Manned deep space travel will be tested with Crew Dragon flights
The main purpose of Crew Dragon, which has only been to low Earth orbit so far, is International Space for NASA. Carry astronauts and cargo to the station. SpaceX transported its first crew of NASA astronauts in May 2020, followed by a handful of other crews over the past few years. The company, which started to branch out by performing its first fully private mission with Inspiration4, now plans to launch a series of special missions to the International Space Station for Axiom company.
Additionally, Crew Dragon flights are intended to serve as lead missions to test deep space human travel with SpaceX. A new spacesuit specially designed for use in the Polaris Dawn mission, which includes a spacewalk that will be the first commercial spacewalk ever performed, is also being prepared.

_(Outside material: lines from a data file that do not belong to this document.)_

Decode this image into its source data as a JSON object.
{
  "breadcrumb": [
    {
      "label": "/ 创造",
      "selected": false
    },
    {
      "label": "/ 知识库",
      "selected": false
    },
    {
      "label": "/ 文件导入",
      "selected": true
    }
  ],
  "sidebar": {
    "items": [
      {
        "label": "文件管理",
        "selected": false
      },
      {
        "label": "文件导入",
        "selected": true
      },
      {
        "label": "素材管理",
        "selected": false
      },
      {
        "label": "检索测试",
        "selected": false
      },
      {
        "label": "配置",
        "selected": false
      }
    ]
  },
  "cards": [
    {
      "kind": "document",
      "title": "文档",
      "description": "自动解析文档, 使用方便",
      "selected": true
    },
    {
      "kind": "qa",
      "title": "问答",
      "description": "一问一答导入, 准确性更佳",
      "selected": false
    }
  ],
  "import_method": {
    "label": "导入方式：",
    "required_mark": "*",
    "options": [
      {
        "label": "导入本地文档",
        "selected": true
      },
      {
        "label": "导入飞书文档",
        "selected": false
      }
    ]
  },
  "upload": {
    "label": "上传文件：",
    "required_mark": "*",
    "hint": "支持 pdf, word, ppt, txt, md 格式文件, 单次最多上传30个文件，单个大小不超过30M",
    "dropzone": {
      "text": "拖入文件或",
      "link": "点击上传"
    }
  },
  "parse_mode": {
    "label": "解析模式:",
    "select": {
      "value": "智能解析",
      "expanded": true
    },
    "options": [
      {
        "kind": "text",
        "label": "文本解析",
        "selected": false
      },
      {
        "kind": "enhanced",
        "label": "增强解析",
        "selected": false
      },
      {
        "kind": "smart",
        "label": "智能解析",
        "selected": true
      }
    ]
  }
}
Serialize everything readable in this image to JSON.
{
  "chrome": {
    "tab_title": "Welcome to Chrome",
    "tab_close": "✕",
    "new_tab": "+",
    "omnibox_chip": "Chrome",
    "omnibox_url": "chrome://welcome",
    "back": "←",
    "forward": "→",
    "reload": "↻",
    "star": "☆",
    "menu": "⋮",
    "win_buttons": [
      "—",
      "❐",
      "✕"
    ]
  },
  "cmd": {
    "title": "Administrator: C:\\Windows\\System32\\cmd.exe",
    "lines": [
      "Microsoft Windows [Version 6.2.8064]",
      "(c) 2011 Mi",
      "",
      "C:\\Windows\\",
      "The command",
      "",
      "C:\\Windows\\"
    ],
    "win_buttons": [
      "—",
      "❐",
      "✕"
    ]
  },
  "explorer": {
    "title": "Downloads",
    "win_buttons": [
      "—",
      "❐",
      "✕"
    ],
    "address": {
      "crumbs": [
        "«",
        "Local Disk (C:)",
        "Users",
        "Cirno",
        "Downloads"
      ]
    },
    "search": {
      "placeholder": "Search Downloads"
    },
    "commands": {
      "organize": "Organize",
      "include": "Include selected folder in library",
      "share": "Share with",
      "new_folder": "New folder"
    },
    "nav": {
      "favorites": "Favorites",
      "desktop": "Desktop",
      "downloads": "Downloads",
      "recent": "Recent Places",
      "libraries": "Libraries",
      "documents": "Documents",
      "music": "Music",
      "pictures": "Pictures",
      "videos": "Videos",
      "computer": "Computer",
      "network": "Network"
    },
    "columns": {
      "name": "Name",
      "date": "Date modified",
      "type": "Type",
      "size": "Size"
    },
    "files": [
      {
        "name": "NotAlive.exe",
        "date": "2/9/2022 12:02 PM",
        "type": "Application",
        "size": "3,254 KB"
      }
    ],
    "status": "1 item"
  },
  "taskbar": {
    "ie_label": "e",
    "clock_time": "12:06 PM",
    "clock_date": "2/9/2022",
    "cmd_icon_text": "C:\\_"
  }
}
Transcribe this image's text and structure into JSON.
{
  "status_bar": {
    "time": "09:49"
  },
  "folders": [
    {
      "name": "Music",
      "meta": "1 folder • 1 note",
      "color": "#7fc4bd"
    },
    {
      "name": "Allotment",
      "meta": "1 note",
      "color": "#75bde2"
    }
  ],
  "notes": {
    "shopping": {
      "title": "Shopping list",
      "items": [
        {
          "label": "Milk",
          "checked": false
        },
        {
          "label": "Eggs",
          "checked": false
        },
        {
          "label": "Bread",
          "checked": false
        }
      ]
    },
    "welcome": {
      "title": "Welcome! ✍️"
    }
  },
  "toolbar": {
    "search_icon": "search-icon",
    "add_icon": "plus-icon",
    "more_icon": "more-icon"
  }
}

On the other hand, the flight will also test the “laser-based communication in space” of Starlink, the massive satellite constellation the company is building to provide global broadband coverage. The mission will test how the crew manages a deeper space environment as the four-man crew traverses the Van Allen Belt, a region of radiating particles trapped in Earth’s magnetic field and extending into deep space.
Polaris Dawn mission launch will take place in the last quarter of this year
However, Isaacman will have to wait for a while to go back into space. With the spacecraft Starship, which is still under development, SpaceX has made several high-altitude flights during 2020 and 2021; The Starship had only been successful once in these tests in landing without exploding. In addition, for test flights in orbit, the Federal Aviation Administration must give SpaceX approval for the launch of the company’s Starship, which is expected to be decided at the end of the month.
Of course, even if SpaceX is able to launch Starship into orbit this year, the company still has a lot of work to do before taking humans into deep space. First of all, the company needs to develop life support systems, figure out how to fuel the vehicle in space, and prove that it can land humans back on Earth after returning from deep space. The launch of the Polaris Dawn mission is scheduled for the fourth quarter of 2022.